All things being equal, a disc brake will deliver twice the stopping power with half the weight and a third the parts count. Disc brakes can be counted on for repeated high-speed stops without fade, where drums become virtually useless…My 1975 one ton Dodge truck uses disc brakes on the front…Airliners all use disc brakes…They simply perform better…

You forgot about the part where drum brakes overheat and fade much worse that disc brakes. I’ll keep my 4 piston Brembos.

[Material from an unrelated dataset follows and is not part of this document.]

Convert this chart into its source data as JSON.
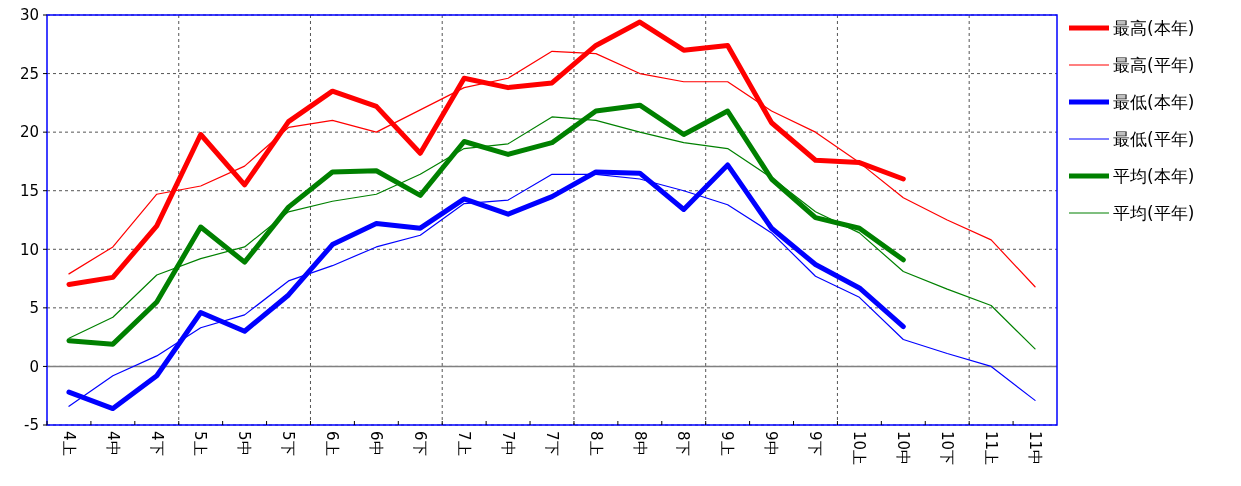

From Tridag: Quote: “Drum brakes would fade under constant braking faster than disk brakes. The simple carburetor on my 1950 Chevrolet pickup truck took me an afternoon to rebuild and adjust. Ignition points had to be replaced at 10,000 mile intervals on the vehicles of the 1950s through the early 1970s” unquote

Dear Mr. Tridag, Drum brakes would, with no doubt, fade under a constantly applied situation such a going down a mountain without an occasional brake pedal release but being in the midwest flat or rolling country, brake fade was simply never a problem for me. Front drum brakes were good for around 50 years in general use and to condemn them now in extreme descriptive language is not appropriate. I’m glad that they are gone but they were not nearly as bad as you seem to want to say. If drum front brakes were as bad as you seem to want to say, then there would be a documented historical epidemic of people who crashed when going down a mountain. I don’t believe it was quite that way. A strong pedal application could easily lock the wheels with drum brakes.

If it took you an afternoon to rebuild a one barrel carburetor for a 1950 Chevy 6, then I would submit that either that was your first or else you were slow and methodical. A half of an afternoon might be more realistic. I too have owned cars with carburetors and ignition points. Points could last much longer than you state. When some would bring in a poorly running car with coil, point and condenser ignition to a gas station where I used to hang out, it was routine by repair people to simply install new points, condenser and plugs regardless of whether the old parts were still good as these parts were inexpensive compared to a comeback complaint.

@db4690 Well I was always able to go to my local place that relined shoes and gave them a 12 dollar case of beer and got my shoes relined. I though I mentioned this in my original post.

Try to get pads at autozone for a 12 dollar case of beer.